Search code examples
pythonregextext-mininginformation-extraction

Information extraction with Python using huge list of entity names


I have a large collection of multilingual html files from which I'd like to extract structured data. I also have huge list (+5M) of entity names occurring in the corpus (multi-word: persons & organisation names, places,...) that can be of help.

I'm looking for a Python library that can do fast tagging of text with entity names (and perhaps but not necessary do other task like POS tagging and elementary NER). The result should be searchable with simple REGEXP like expression augmented with tags. For example: ".+? [last_name] (is|was)( best)? CEO of [organisation_name]".

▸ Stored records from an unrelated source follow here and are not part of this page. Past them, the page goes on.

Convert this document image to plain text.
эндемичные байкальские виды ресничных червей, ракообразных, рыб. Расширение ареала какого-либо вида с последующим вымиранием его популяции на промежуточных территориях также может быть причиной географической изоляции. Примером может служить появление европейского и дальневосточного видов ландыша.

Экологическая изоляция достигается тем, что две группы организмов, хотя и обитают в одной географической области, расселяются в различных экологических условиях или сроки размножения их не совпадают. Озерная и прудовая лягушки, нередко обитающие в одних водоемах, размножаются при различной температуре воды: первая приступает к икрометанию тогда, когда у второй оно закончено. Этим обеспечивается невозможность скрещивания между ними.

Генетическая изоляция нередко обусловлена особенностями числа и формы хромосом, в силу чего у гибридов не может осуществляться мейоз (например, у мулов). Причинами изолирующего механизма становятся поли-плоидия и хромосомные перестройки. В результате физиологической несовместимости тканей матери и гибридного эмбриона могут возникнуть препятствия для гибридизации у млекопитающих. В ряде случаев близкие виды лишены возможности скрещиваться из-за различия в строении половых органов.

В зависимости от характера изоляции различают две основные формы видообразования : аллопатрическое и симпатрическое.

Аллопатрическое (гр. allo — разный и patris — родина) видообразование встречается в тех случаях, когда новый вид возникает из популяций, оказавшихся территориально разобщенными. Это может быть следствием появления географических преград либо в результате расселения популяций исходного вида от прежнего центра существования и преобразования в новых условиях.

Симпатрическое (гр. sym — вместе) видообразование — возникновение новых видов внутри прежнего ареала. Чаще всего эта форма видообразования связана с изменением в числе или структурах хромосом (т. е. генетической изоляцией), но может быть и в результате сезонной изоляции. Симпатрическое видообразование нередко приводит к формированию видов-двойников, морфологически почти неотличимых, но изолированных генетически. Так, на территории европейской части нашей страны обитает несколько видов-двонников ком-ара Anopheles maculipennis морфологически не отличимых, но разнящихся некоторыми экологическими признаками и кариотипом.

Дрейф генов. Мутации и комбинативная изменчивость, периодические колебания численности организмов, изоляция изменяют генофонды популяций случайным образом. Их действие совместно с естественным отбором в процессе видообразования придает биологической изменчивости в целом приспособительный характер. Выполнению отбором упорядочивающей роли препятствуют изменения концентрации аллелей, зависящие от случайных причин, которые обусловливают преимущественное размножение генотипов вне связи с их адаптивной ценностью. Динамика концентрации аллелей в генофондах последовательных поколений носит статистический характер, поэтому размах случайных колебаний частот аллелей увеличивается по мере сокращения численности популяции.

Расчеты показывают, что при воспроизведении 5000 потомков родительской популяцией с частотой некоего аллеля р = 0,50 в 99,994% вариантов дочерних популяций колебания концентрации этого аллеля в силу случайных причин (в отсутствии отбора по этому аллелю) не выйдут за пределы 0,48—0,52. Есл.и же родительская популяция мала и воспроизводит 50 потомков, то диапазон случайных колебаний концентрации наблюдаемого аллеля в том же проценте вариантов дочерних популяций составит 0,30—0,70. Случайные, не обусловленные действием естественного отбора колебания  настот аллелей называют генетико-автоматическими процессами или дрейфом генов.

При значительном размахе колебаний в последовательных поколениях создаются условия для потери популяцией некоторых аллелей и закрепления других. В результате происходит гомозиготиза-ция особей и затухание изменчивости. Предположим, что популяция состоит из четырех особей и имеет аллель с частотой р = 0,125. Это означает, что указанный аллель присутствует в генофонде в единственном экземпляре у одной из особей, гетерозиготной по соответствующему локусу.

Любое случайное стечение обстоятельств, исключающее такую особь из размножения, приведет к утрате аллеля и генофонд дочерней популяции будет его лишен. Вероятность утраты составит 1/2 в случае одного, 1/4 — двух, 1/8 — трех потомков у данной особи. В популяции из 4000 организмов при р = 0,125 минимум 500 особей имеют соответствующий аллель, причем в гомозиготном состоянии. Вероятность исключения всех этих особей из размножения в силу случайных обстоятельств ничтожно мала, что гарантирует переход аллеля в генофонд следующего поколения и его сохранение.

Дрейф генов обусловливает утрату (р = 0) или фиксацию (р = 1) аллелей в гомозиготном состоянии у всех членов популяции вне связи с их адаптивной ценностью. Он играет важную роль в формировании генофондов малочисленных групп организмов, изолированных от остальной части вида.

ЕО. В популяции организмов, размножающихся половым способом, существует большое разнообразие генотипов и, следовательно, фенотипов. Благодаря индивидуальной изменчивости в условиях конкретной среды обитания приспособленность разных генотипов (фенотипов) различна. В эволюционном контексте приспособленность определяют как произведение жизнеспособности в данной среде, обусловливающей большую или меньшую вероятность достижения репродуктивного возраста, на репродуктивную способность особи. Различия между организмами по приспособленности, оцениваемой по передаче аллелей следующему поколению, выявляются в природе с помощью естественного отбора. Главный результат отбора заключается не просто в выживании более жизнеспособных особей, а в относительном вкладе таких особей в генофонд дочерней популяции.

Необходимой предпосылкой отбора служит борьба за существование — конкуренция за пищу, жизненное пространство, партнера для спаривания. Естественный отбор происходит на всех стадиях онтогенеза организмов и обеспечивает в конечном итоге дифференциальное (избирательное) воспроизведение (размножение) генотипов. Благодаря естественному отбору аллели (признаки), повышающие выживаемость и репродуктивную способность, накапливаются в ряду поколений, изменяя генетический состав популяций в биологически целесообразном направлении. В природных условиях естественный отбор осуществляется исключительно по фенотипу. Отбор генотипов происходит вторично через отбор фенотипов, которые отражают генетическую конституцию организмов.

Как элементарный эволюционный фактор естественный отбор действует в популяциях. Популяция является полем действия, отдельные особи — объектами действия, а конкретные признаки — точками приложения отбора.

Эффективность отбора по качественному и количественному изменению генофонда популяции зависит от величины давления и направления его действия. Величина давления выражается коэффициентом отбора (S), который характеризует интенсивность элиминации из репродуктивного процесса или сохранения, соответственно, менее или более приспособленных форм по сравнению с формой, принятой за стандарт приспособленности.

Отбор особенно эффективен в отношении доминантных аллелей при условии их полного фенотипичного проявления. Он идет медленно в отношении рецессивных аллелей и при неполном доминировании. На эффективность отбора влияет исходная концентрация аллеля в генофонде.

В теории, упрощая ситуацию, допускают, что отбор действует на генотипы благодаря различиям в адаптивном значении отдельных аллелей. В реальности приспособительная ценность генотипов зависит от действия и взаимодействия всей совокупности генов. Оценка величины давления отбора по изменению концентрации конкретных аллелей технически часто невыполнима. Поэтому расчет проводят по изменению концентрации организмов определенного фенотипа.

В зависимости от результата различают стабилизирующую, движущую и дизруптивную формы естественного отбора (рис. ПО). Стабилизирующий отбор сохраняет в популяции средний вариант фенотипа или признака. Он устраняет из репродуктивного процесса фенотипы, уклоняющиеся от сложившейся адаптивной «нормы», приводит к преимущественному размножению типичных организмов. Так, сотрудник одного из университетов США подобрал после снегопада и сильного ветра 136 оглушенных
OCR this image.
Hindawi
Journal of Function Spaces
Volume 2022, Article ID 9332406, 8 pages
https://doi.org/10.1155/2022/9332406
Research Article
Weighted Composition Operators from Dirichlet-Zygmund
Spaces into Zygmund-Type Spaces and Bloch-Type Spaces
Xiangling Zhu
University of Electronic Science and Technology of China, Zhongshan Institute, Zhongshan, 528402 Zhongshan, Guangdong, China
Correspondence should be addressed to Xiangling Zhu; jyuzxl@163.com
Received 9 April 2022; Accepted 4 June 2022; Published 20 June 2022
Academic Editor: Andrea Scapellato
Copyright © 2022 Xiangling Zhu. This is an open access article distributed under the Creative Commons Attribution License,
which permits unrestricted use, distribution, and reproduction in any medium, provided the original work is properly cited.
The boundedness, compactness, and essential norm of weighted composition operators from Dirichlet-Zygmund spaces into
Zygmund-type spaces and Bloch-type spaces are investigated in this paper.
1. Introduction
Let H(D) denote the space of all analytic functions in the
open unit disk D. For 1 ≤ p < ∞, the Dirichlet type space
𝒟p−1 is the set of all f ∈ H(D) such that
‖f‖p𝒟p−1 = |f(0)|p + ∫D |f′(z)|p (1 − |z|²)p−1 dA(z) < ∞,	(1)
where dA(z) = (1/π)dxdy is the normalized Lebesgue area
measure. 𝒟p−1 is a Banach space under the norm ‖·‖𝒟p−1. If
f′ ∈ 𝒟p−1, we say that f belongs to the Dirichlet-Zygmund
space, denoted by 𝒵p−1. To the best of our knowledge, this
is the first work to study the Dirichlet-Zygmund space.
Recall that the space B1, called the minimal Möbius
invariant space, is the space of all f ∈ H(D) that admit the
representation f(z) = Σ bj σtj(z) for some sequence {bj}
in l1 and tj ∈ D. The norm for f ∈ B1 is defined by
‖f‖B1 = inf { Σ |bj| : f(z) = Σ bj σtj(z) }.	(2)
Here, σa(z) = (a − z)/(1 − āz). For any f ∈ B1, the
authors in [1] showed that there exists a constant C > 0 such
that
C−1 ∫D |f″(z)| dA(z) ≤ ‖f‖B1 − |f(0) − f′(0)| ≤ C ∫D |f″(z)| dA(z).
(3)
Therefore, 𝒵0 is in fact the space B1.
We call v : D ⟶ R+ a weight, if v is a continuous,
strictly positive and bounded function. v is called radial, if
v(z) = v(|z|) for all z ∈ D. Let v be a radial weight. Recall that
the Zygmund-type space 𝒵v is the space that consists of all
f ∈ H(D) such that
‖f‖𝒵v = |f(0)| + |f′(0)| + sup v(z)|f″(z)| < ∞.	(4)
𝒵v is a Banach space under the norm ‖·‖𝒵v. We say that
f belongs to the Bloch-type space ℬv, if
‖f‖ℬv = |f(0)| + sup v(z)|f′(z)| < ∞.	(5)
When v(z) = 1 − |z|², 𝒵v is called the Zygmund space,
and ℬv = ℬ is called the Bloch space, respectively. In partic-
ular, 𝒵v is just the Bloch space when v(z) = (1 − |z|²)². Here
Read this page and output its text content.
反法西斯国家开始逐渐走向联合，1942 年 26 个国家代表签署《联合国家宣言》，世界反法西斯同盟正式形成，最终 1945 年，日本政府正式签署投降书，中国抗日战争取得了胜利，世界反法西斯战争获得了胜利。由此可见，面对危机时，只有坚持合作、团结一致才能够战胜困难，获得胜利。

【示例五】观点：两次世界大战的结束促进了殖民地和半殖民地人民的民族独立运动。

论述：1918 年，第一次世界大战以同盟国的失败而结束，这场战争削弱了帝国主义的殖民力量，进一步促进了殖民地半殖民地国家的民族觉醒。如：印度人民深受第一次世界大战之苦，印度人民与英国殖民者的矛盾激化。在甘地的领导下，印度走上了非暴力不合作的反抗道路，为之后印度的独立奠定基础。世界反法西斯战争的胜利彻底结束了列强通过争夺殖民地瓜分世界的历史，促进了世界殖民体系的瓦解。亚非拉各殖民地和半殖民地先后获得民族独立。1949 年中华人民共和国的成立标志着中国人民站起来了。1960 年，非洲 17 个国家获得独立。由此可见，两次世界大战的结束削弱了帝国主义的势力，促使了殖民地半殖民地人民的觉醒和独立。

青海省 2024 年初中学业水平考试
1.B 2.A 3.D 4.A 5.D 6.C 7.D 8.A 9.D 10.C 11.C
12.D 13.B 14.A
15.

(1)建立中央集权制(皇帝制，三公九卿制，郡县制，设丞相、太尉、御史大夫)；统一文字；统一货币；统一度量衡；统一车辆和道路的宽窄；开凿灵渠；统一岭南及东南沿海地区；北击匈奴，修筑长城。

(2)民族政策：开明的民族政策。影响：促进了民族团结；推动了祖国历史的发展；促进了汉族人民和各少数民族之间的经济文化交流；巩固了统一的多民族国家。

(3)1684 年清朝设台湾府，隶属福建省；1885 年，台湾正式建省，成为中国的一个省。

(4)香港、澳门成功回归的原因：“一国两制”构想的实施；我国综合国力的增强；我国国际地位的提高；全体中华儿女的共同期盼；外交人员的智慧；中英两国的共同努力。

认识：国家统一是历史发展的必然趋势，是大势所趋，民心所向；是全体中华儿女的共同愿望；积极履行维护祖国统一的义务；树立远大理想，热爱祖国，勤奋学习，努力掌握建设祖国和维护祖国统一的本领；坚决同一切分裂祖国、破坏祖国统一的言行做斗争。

I've tried to find this functionality in NLTK and CLIPS pattern (pattern.search is similar) but failed. The closest open source library with such functionality is GATE but it is in Java and seems like overkill for this task.

Thanks,

Davor


Solution

  • You can try htql.RegEx from http://htql.net. Here is the example from the website:

    import htql; 
    address = '88-21 64th st , Rego Park , New York 11374'
    states=['Alabama', 'Alaska', 'Arizona', 'Arkansas', 'California', 'Colorado', 'Connecticut', 
        'Delaware', 'District Of Columbia', 'Florida', 'Georgia', 'Hawaii', 'Idaho', 'Illinois', 'Indiana', 
        'Iowa', 'Kansas', 'Kentucky', 'Louisiana', 'Maine', 'Maryland', 'Massachusetts', 'Michigan', 
        'Minnesota', 'Mississippi', 'Missouri', 'Montana', 'Nebraska', 'Nevada', 'New Hampshire', 
        'New Jersey', 'New Mexico', 'New York', 'North Carolina', 'North Dakota', 'Ohio', 'Oklahoma', 
        'Oregon', 'PALAU', 'Pennsylvania', 'PUERTO RICO', 'Rhode Island', 'South Carolina', 'South Dakota', 
        'Tennessee', 'Texas', 'Utah', 'Vermont', 'Virginia', 'Washington', 'West Virginia', 'Wisconsin', 
        'Wyoming']; 
    
    a=htql.RegEx(); 
    a.setNameSet('states', states);
    
    state_zip1=a.reSearchStr(address, "&[s:states][,\s]+\d{5}", case=False)[0]; 
    # state_zip1 = 'New York 11374'
    
    state_zip2=a.reSearchList(address.split(), r"&[ws:states]<,>?<\d{5}>", case=False)[0]; 
    # state_zip2 = ['New', 'York', '11374']